I think the whole idea of an automatic censor is absurd (on several levels), but putting that aside for a moment: Am I being daft or do none of the suggested solutions address the problem in the first post?
I assume you wish a series of characters (a banned word) to be obscured but not if they are part of a larger word. Adding versions with a space at the start and end will not prevent this unless you also remove the standard version.
If you remove the standard version then a space at the start or end will still incorrectly catch "cumulative" and "locum" etc. whilst a version with a space at both ends will fail to catch hyphenated versions (unless specifically banned also) nor banned words at the end of sentences or otherwise flanked by punctuation e.g. in brackets since those are not equal to space characters.
You could do something more sophisticated with regular expressions but anyone who has received spam for one of the more than a sextillion potential spellings of \/i@g®@ knows that creative spelling goes a long way to defeating these kinds of defences.

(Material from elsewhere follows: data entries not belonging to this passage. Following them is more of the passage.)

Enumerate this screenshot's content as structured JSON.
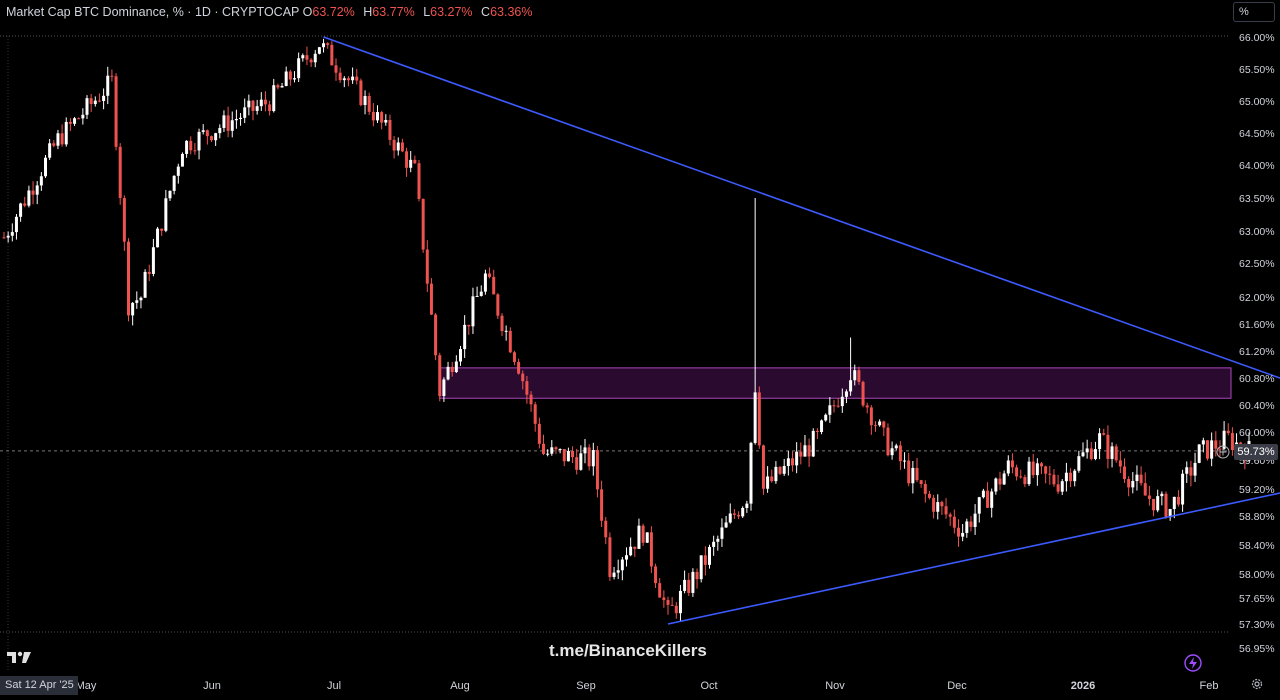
{
  "header": {
    "title": "Market Cap BTC Dominance, % · 1D · CRYPTOCAP",
    "o_label": "O",
    "o_value": "63.72%",
    "h_label": "H",
    "h_value": "63.77%",
    "l_label": "L",
    "l_value": "63.27%",
    "c_label": "C",
    "c_value": "63.36%"
  },
  "scale_button": "%",
  "watermark": "t.me/BinanceKillers",
  "date_badge": "Sat 12 Apr '25",
  "current_price": "59.73%",
  "colors": {
    "up": "#ffffff",
    "down": "#ef5350",
    "trendline": "#3d5afe",
    "zone_fill": "#2a0a2f",
    "zone_border": "#ab47bc",
    "background": "#000000"
  },
  "icons": {
    "logo": "tradingview-logo-icon",
    "flash": "lightning-icon",
    "gear": "gear-icon",
    "crosshair": "plus-circle-icon"
  },
  "chart_data": {
    "type": "candlestick",
    "title": "Market Cap BTC Dominance, % · 1D · CRYPTOCAP",
    "y_unit": "%",
    "ylim": [
      56.95,
      66.0
    ],
    "y_ticks": [
      "66.00%",
      "65.50%",
      "65.00%",
      "64.50%",
      "64.00%",
      "63.50%",
      "63.00%",
      "62.50%",
      "62.00%",
      "61.60%",
      "61.20%",
      "60.80%",
      "60.40%",
      "60.00%",
      "59.60%",
      "59.20%",
      "58.80%",
      "58.40%",
      "58.00%",
      "57.65%",
      "57.30%",
      "56.95%"
    ],
    "x_ticks": [
      "May",
      "Jun",
      "Jul",
      "Aug",
      "Sep",
      "Oct",
      "Nov",
      "Dec",
      "2026",
      "Feb"
    ],
    "grid": false,
    "key_points": [
      {
        "date": "2025-04-12",
        "close": 62.9
      },
      {
        "date": "2025-04-25",
        "close": 64.4
      },
      {
        "date": "2025-05-08",
        "close": 65.3
      },
      {
        "date": "2025-05-12",
        "close": 61.9
      },
      {
        "date": "2025-05-15",
        "close": 62.0
      },
      {
        "date": "2025-05-25",
        "close": 64.3
      },
      {
        "date": "2025-06-15",
        "close": 65.0
      },
      {
        "date": "2025-06-27",
        "close": 65.9
      },
      {
        "date": "2025-07-08",
        "close": 65.0
      },
      {
        "date": "2025-07-20",
        "close": 63.9
      },
      {
        "date": "2025-07-26",
        "close": 60.6
      },
      {
        "date": "2025-08-06",
        "close": 62.3
      },
      {
        "date": "2025-08-14",
        "close": 61.0
      },
      {
        "date": "2025-08-20",
        "close": 59.7
      },
      {
        "date": "2025-09-01",
        "close": 59.6
      },
      {
        "date": "2025-09-05",
        "close": 58.1
      },
      {
        "date": "2025-09-13",
        "close": 58.6
      },
      {
        "date": "2025-09-19",
        "close": 57.4
      },
      {
        "date": "2025-09-27",
        "close": 58.1
      },
      {
        "date": "2025-10-08",
        "close": 59.1
      },
      {
        "date": "2025-10-10",
        "close": 60.7
      },
      {
        "date": "2025-10-12",
        "close": 59.2
      },
      {
        "date": "2025-10-25",
        "close": 59.9
      },
      {
        "date": "2025-11-02",
        "close": 60.9
      },
      {
        "date": "2025-11-10",
        "close": 59.9
      },
      {
        "date": "2025-11-20",
        "close": 59.1
      },
      {
        "date": "2025-11-29",
        "close": 58.6
      },
      {
        "date": "2025-12-10",
        "close": 59.5
      },
      {
        "date": "2025-12-22",
        "close": 59.3
      },
      {
        "date": "2026-01-01",
        "close": 59.9
      },
      {
        "date": "2026-01-12",
        "close": 59.1
      },
      {
        "date": "2026-01-18",
        "close": 58.9
      },
      {
        "date": "2026-01-25",
        "close": 59.7
      },
      {
        "date": "2026-02-01",
        "close": 59.9
      },
      {
        "date": "2026-02-06",
        "close": 59.73
      }
    ],
    "spikes": [
      {
        "date": "2025-10-10",
        "high": 63.5
      },
      {
        "date": "2025-11-02",
        "high": 61.4
      }
    ],
    "annotations": {
      "descending_trendline": {
        "from": {
          "date": "2025-06-28",
          "value": 66.0
        },
        "to": {
          "date": "2026-02-18",
          "value": 60.7
        }
      },
      "ascending_trendline": {
        "from": {
          "date": "2025-09-19",
          "value": 57.3
        },
        "to": {
          "date": "2026-02-18",
          "value": 59.2
        }
      },
      "resistance_zone": {
        "from_date": "2025-07-26",
        "low": 60.5,
        "high": 60.95
      }
    },
    "last_price": 59.73
  }
}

Getting back to my philosophical objections to the very idea of an automatic censor, would you be surprised if I told you that the word you are trying to censor in your example was Word of the Day at dictionary.com on Sunday August 10, 2003?
I prefer someone's suggestion that the filter send an email to notify a human who can then decide what to do.
And on a technical note, the current filter doesn't seem to differentiate between words in text and link urls (for example). This could lead to some very odd behaviour.